Balthus: Cats and Girls at the Metropolitan Museum of Art was the topic of discussion for a recent ArtCritical Panel. David Cohen was joined in an email exchange by six painters (Duncan Hannah, Dennis Kardon, David Carbone, Christina Kee, Nora Griffin) and a poet (Vincent Katz). 
The panelists discuss Balthus' naïveté or his mastery of painting, compare him stylistically to Courbet and Magritte, and dig into the "painting' and 'image' debate. Here's an excerpt from the dialogue, I highly recommend checking out the entire correspondence here.
COHEN  I’ve got to say I always thought Magritte’s technique was intentionally dull – with the bland touch of a sign painter – compared to either the inventive lyricism of Miró or the virtuoso slickness of Dalí.  Balthus is that rarity, it seems to me, an artist who is totally authentic within a self-consciously outmoded painterly idiom.  He doesn’t seem to be intent on juggling several historic styles to make a contemporary one; nor on passing himself off as belonging to a specific past period; nor on playing the kind of stylistic games that were or would soon become current (Picasso, Derain, Picabia).  But intensely as he might be looking at Courbet, Piero et al. he isn’t occupying their respective period looks as if trying to pass himself off as a contemporary of one of them either.

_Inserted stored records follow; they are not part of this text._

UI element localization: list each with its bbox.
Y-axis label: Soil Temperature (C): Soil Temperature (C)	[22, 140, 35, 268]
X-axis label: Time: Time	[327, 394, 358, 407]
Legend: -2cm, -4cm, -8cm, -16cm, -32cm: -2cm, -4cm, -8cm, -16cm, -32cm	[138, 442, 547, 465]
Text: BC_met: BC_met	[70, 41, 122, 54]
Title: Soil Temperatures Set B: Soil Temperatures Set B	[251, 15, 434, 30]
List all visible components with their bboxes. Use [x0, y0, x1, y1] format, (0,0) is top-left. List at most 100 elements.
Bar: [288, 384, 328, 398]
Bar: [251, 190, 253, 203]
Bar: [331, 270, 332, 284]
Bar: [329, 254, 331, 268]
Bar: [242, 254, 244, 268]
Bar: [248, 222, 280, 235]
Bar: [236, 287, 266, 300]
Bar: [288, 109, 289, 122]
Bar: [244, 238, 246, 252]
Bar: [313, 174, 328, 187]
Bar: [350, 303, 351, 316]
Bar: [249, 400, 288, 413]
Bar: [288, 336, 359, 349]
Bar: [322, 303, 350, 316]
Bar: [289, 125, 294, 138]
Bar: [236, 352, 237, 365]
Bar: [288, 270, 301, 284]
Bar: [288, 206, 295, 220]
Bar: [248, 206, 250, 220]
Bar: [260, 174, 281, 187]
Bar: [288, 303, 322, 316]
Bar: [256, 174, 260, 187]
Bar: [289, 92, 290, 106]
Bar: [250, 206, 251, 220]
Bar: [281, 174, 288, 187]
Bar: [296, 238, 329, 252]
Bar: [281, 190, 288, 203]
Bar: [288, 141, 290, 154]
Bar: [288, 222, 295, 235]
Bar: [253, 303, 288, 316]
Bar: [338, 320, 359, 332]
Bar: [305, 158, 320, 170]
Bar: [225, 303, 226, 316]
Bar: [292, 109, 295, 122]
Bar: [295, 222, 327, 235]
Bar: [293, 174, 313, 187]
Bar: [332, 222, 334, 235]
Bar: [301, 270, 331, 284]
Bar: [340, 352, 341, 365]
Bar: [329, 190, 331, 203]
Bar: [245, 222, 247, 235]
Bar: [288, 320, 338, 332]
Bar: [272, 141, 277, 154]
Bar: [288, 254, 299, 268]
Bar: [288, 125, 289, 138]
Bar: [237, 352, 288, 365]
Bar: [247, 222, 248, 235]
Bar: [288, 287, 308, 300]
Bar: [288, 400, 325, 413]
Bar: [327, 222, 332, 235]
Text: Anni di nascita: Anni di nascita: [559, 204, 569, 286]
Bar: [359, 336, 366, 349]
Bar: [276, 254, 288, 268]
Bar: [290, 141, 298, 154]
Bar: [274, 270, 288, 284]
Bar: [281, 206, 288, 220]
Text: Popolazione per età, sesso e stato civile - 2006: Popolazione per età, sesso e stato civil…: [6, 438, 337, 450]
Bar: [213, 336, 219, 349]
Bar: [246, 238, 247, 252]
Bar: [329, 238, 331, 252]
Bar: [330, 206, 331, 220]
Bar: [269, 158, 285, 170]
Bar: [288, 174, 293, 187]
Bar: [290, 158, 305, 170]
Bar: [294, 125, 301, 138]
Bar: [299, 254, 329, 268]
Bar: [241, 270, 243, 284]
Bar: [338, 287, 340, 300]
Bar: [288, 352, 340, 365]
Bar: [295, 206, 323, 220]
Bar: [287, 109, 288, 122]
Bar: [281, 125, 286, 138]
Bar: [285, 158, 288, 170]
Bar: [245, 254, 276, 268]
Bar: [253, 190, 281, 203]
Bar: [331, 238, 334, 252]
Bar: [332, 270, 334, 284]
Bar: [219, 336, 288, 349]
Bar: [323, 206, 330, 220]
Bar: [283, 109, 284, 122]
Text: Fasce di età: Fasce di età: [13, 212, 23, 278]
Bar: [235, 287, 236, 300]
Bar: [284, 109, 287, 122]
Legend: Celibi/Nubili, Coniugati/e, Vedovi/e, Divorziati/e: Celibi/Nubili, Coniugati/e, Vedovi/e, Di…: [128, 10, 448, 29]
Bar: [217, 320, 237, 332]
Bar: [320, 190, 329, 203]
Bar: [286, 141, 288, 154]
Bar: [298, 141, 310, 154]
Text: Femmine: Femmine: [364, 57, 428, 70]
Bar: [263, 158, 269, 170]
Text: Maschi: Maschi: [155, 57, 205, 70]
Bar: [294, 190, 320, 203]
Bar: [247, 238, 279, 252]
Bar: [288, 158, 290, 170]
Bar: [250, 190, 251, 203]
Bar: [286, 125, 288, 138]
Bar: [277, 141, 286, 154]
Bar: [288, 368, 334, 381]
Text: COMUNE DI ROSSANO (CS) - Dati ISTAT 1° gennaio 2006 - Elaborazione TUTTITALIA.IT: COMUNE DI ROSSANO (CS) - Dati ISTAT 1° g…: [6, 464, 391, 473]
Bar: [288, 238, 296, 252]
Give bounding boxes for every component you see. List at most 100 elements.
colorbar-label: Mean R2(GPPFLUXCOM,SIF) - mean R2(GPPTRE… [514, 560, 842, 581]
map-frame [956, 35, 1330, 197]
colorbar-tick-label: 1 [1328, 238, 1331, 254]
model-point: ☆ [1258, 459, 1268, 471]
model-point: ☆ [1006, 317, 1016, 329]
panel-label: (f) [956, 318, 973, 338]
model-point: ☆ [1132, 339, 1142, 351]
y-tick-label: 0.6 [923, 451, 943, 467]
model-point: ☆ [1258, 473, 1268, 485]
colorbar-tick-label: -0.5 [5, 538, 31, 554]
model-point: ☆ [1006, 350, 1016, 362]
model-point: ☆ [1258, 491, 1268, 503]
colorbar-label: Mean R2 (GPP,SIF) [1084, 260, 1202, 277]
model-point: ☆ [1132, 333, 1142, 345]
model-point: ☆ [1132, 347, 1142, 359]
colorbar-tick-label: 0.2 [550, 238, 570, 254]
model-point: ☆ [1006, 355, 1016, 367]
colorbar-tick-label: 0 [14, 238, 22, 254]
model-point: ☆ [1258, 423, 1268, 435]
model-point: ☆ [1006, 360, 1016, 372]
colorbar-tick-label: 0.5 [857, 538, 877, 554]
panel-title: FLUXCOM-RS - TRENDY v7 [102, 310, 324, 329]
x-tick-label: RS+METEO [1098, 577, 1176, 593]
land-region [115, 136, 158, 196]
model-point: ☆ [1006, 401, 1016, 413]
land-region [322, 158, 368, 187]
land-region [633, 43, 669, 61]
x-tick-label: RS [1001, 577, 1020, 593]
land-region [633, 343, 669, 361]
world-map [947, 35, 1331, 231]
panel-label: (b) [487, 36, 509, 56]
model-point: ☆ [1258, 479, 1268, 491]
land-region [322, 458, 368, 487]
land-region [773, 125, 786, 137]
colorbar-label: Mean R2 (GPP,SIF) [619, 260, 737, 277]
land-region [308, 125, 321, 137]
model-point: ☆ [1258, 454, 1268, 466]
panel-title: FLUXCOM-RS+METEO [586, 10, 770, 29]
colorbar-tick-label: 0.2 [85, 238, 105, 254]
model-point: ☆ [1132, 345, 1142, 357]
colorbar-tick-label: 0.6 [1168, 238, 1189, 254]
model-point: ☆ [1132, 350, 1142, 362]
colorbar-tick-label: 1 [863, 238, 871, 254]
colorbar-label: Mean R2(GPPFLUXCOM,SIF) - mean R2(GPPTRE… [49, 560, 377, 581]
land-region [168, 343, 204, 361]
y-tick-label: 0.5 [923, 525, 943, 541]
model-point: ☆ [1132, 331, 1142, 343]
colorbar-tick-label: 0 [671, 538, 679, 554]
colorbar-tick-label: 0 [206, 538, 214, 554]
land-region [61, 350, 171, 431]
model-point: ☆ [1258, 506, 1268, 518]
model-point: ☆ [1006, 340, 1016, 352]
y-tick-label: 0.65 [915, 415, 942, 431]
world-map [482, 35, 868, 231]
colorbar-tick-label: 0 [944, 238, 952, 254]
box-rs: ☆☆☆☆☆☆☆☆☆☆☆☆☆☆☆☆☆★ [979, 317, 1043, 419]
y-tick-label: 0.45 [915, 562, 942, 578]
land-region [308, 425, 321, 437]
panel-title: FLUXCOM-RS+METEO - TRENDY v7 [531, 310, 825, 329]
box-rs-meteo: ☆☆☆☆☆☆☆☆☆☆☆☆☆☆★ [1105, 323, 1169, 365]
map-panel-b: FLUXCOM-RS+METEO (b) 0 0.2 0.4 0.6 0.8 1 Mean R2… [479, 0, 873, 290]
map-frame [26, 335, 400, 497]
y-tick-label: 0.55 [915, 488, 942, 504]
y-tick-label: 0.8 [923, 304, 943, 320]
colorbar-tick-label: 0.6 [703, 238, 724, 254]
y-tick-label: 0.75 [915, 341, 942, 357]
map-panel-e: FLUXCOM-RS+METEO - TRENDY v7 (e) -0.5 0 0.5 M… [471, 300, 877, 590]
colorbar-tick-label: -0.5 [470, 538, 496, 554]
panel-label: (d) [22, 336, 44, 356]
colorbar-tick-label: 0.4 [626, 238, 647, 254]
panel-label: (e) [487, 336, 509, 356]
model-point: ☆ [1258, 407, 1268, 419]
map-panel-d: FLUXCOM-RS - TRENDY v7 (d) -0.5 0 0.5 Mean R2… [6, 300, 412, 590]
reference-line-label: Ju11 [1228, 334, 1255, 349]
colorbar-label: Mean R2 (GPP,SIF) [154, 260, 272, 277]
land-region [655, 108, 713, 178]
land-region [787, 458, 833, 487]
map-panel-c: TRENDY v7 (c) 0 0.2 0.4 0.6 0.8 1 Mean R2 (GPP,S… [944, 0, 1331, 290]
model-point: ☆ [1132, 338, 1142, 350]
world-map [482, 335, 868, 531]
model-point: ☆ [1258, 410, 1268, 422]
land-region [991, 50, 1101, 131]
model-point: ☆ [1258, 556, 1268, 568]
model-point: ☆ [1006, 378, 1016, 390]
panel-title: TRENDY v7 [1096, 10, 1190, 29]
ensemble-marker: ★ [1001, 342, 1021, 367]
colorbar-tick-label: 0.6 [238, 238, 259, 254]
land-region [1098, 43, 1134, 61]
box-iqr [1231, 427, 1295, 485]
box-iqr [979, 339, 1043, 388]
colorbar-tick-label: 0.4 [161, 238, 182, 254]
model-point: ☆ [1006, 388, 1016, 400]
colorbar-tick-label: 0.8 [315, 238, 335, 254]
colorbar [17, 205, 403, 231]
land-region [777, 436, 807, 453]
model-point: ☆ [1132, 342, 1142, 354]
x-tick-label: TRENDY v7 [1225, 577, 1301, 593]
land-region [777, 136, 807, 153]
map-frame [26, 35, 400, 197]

CARBONE  The flat-footedness of Magritte’s realism is an intentional take down of traditional academic painting that has to do with a Dadaist play of signs.  In a somewhat related way, Balthus uses a more complex realism in the 1930s and early 40s to evoke a Biedermeier style of 19th century northern painting that he then subverts with a severe simplicity taken from children’s picture books to which he adds a range of tonalities that evoke a claustrophobic and melancholy air.KARDON  Magritte was only interested in pictorial ambiguity and not painterly ambiguity: he needed to paint only what was necessary to make the meaning for his image, but was not really interested in the painting process. Whereas Balthus was totally concerned with the ambiguities of paint in creating an image. Not only are you staring right up Thérèse’s crotch but – because the surface breaks to reveal the reddish brown under painting – it appears she has just gotten her period. This is missing in the earlier Art Institute painting and goes to my point about the ambiguous meaning from the substance of the paint rather than Magritte’s ambiguity from the image.  And note that this painting has been hung significantly higher here than when it is in the permanent collection, presumably to enhance the crotch point of view.